Saffron is the kind of spice that adds color, taste and aroma to various foods. Thus we could say that the best saffron is the one with high quality color, taste and aroma features. Regarding taste, the responsible substance is picrocrocin. Whereas color is provided by dye substances, the crocetin esters that belong to the carotene group. Safranal is a volatile substance contained at high amount in the saffron spice. Saffron quality is determined in our lab after testing a series of characteristic parameters in the spice itself (endogenous parameters) combined with necessary external or exogenous conditions (exogenous parameters). Physical and chemical parameters such as humidity, flower residue or foreign material are considered exogenous while others like ashes content, soluble condensate, coloring power etc. are considered to be endogenous parameters.
In this table you can find a sample of our analysis for different grades of saffron available.
Adulterations and Lab Methods to Find Them Out
Due to its high value, saffron has been subjected to many adulterations throughout history. While, more than any other spice, it should be free of any kind of adulteration, namely “metallic” substances such as oils or molasses that increase its weight or possible additive dyes to fictitiously improve its appearance.
Three different methods are used for detecting adulterations: Thin layer chromatography (TLC), high pressure liquid chromatography (HPLC) and microscopic analysis.
Thin layer chromatography has an average cost and is used for bacterial analysis even on large samples. If adulterations are detected by the TLC method, positive characteristics are detected trough high pressure liquid chromatography (HPLC) which is a more sensitive detection technique. Nowadays, the ISO/TS 3632,2003 recommends the use of this method for identifying saffron dye substances as well as for identifying acid water-soluble dye substances.
The HPLC method is used for the determination of three different elements:
• Identification of dye substances responsible for saffron’s coloring intensity (crocines),
• Identification through artificial dye substances, water-soluble acid, pursuant to the ISO/TS 3632, 2003,
• Identification through fat-soluble dye substances.
Although The European Union has not yet specified the maximum limits regarding pesticide residue in spices, the Spanish law has established the HAR regulation (Highest Acceptable Residue) for a series of 430 pesticides in spices, in accordance with the unified law of April 2005. Fungicides and insecticides are among the defined pesticides with maximum limits varying from 0,01 mg/kg buprofezin to 400 mg/kg of inorganic bromide. Pesticide analysis takes place by applying the method of gas chromatography (GC) and preferably through mass spectrometry detection.

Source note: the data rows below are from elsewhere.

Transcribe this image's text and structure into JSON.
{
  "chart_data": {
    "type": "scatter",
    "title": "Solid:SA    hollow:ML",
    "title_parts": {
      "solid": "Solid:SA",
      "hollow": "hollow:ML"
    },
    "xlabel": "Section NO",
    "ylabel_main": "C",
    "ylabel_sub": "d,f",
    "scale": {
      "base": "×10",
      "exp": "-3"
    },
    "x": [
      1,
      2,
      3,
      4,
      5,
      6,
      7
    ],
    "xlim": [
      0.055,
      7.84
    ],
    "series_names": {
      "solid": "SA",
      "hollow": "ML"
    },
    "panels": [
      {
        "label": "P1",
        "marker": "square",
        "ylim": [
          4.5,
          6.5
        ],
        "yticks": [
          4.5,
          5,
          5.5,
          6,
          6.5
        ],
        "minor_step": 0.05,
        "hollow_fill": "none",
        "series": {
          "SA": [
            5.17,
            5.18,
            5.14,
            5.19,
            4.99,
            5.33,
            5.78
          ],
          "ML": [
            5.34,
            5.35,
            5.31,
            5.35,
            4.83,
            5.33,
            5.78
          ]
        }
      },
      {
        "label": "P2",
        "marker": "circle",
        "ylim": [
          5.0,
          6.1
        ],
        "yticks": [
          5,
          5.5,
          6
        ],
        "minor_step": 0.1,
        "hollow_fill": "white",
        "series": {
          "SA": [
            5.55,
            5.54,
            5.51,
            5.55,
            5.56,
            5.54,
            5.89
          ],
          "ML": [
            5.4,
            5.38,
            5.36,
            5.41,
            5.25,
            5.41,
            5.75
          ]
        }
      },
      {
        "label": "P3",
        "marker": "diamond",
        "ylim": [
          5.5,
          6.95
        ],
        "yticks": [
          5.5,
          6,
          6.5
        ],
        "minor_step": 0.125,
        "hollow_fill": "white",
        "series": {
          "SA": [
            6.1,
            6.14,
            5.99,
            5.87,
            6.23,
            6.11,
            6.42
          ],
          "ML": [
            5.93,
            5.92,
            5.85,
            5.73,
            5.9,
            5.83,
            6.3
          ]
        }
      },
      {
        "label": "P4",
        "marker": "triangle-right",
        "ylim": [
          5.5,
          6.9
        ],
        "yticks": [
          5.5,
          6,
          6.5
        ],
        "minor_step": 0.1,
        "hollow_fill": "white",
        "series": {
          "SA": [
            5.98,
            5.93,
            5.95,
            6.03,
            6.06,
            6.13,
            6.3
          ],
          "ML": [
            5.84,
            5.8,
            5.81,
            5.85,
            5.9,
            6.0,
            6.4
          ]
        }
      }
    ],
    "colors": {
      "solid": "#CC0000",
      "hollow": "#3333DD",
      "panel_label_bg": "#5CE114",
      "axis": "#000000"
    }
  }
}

The microbiological method is not described in detail in the ISO/TS 3623,2003. The Spanish legislation is based on the Technical Health Regulation (RTS) for spice treatment, distribution and marketing because
no specified standards exist for saffron spices. According to the RTS, the existing limits of pathogenic microorganisms and their toxins should be below following highest limits:
• Escherichia coli (1 x 101 col/g)
• Salmonella (absence of 25g)
• Sulfite reducing clostridia: seed production under anaerobic conditions (1 x 103 col/g).
The microbiological methods applied on Greek saffron for microbiologic load determination as well as for detecting ferment and coliform organisms (Escherichia coli) are defined by the ISO 4833, ISO 7954 and ISO 16649-2 respectively. One sample gram is being homogenized and separated in decimal solutions in order to tally the microorganisms that could be eventually present.